University of California Davis Law Review
U.C. Davis L. Rev.
This Article presents a computer-assisted analysis of the first large-scale mass litigation of sovereign debt claims. Between 2002 and 2016, hundreds of lawsuits were filed against Argentina in the United States, virtually all in the Southern District of New York. Historically, litigation against a foreign government would have involved a few hedge funds that had invested in debt at distressed prices. Argentina faced thousands of investors, including small retail bondholders, in litigation that more closely resembled a mass tort or federal multidistrict litigation than any prior episode involving a sovereign’s debt default.
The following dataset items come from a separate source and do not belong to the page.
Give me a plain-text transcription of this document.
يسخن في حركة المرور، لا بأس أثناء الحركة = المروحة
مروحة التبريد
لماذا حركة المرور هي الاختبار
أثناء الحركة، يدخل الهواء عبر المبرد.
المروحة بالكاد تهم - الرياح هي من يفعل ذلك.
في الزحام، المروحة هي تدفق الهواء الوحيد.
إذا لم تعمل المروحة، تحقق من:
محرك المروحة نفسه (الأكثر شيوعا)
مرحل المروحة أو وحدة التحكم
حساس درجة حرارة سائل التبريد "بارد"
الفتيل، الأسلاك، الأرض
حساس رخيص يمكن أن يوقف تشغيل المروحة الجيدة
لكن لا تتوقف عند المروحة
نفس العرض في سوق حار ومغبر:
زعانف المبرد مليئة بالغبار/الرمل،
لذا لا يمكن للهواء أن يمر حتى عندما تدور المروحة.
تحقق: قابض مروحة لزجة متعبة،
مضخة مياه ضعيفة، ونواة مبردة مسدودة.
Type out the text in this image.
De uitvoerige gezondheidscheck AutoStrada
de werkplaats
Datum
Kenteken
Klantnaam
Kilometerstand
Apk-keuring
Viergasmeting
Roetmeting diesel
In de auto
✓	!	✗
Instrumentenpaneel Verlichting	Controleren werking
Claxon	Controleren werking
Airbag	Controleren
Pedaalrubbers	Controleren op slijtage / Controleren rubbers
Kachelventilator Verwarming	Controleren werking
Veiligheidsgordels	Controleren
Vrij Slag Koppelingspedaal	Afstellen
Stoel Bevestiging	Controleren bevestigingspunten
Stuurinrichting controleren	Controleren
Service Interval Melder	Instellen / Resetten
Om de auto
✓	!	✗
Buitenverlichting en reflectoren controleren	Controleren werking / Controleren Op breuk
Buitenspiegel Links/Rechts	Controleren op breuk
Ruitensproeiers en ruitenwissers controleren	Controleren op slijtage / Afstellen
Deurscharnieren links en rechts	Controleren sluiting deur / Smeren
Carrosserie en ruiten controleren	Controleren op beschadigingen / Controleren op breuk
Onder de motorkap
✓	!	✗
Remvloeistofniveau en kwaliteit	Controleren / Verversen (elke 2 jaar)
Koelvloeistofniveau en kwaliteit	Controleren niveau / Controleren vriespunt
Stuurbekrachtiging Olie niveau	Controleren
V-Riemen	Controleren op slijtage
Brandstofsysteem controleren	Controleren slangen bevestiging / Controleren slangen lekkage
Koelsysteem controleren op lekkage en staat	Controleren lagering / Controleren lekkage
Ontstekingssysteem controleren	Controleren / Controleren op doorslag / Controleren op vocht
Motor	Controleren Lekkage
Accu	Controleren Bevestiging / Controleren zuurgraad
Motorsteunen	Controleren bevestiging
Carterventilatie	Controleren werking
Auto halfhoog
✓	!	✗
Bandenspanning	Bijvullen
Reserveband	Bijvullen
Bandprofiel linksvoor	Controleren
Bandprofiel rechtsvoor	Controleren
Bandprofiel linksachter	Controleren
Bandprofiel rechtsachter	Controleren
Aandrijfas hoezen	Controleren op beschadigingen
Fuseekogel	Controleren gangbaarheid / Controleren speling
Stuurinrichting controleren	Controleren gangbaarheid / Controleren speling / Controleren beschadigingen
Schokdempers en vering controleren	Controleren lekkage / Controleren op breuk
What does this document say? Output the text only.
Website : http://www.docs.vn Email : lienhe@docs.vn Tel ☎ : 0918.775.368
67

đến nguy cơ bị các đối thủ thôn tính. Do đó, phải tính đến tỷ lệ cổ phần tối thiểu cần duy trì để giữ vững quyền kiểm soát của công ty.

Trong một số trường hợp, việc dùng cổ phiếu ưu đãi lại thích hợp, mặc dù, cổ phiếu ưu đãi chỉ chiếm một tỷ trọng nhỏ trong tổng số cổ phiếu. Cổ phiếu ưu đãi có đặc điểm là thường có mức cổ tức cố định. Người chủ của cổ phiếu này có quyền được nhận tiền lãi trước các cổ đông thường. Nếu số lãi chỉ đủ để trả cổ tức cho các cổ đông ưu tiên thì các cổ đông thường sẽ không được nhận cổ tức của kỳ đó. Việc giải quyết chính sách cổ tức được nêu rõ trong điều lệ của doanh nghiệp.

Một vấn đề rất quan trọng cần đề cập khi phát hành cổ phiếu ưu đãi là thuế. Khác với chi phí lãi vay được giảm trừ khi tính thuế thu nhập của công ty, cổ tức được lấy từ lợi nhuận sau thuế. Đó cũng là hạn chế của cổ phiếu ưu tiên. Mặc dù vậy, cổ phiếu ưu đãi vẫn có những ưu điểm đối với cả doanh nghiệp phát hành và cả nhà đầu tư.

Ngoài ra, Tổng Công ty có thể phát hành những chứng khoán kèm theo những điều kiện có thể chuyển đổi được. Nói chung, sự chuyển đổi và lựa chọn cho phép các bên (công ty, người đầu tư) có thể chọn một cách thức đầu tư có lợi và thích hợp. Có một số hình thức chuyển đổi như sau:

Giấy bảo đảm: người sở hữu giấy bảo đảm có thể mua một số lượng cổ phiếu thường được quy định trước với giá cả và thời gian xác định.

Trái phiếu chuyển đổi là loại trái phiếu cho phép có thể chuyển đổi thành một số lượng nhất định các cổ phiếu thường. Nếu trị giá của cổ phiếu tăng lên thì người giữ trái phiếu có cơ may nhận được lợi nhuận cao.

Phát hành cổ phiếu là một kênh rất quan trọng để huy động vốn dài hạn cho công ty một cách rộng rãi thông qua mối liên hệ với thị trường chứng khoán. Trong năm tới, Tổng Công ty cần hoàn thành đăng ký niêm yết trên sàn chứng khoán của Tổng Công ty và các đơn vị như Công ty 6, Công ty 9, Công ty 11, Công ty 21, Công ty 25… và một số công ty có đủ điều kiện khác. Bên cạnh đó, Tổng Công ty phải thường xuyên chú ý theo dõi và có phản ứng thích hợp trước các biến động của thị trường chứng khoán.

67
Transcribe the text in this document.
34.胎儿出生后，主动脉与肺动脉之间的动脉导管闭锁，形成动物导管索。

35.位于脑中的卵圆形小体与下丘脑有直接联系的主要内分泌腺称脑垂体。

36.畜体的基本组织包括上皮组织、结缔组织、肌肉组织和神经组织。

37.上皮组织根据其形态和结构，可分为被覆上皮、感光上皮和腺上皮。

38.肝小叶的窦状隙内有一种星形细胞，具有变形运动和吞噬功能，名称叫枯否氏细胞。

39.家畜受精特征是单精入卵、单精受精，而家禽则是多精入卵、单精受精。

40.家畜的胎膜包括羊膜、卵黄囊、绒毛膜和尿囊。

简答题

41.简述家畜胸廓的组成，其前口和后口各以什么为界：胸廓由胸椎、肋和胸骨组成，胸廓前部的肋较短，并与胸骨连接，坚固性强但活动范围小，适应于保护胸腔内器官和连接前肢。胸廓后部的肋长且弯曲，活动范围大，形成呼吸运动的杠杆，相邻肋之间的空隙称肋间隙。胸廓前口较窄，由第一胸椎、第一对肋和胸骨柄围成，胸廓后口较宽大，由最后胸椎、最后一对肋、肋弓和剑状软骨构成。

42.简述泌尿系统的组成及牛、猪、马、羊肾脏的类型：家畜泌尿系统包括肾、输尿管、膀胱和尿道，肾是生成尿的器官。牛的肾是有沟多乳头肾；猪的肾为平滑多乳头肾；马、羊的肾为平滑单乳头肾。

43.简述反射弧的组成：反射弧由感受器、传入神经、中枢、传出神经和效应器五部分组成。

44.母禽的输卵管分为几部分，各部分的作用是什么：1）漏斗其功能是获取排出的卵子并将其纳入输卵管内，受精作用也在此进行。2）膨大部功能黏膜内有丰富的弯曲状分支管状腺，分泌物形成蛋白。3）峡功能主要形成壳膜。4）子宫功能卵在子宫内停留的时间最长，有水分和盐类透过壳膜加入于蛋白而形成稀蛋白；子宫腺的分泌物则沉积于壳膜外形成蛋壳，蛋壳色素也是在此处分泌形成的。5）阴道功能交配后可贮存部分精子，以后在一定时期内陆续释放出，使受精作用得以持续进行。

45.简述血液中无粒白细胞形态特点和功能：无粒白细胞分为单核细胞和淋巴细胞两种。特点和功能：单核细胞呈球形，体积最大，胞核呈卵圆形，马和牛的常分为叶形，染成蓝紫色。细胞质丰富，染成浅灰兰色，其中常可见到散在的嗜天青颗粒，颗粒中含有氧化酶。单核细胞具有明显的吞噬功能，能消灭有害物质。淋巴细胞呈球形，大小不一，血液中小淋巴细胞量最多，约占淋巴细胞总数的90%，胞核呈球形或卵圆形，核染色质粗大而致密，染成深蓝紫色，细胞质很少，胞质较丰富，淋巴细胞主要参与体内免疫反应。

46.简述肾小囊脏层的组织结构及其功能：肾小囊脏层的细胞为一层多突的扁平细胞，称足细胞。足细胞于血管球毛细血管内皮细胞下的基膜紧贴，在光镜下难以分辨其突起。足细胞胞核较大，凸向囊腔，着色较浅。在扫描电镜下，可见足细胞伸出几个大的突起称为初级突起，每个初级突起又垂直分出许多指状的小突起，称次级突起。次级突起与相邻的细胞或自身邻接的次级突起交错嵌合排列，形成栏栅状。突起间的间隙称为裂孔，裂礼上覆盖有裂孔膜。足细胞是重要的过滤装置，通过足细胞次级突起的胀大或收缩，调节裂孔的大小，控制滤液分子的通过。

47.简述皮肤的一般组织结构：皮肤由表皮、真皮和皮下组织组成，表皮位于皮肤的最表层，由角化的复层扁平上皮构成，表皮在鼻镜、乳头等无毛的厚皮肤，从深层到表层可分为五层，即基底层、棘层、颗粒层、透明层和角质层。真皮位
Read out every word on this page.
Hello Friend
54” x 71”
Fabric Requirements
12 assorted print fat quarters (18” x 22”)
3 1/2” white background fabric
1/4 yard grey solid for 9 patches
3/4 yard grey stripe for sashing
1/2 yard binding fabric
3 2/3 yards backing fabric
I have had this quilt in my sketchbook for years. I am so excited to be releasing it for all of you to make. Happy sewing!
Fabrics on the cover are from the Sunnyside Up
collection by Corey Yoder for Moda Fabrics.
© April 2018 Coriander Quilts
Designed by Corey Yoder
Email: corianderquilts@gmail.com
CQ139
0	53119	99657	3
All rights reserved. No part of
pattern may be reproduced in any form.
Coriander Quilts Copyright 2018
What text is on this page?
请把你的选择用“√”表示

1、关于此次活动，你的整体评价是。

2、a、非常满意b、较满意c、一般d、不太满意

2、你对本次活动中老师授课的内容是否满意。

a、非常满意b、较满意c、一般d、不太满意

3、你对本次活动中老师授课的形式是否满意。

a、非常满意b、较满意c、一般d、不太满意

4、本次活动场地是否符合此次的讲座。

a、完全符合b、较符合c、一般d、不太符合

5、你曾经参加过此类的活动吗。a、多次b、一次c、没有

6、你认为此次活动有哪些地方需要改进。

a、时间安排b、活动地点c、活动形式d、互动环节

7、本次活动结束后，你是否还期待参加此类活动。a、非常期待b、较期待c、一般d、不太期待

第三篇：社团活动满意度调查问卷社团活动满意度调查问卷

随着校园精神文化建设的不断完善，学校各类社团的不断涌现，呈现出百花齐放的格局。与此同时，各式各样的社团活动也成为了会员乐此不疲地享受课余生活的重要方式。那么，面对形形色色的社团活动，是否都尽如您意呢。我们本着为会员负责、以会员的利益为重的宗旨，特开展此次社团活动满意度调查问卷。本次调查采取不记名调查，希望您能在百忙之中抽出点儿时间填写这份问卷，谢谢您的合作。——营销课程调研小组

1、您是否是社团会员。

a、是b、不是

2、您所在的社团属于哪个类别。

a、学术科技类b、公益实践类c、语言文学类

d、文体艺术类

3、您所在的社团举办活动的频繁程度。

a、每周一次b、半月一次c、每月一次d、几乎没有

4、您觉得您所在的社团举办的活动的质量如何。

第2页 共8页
To study this sprawling litigation, this Article combines traditional analysis of court records with computer-assisted analysis of dockets and hearing transcripts using machine learning techniques. It provides the most comprehensive account of the Argentina bond litigation and advances the literature on legal enforcement in sovereign debt markets, demonstrating that a wide range of investment funds and even retail investors can finance and aggressively pursue litigation against a foreign state. The Article develops metrics to measure the intensity of litigation, shows that a relative handful of cases and litigants generated disproportionate activity, and reveals patterns in how groups of plaintiffs competed and coordinated. The findings suggest that, despite recent reforms designed to reduce litigation, sovereign debt litigation is here to stay.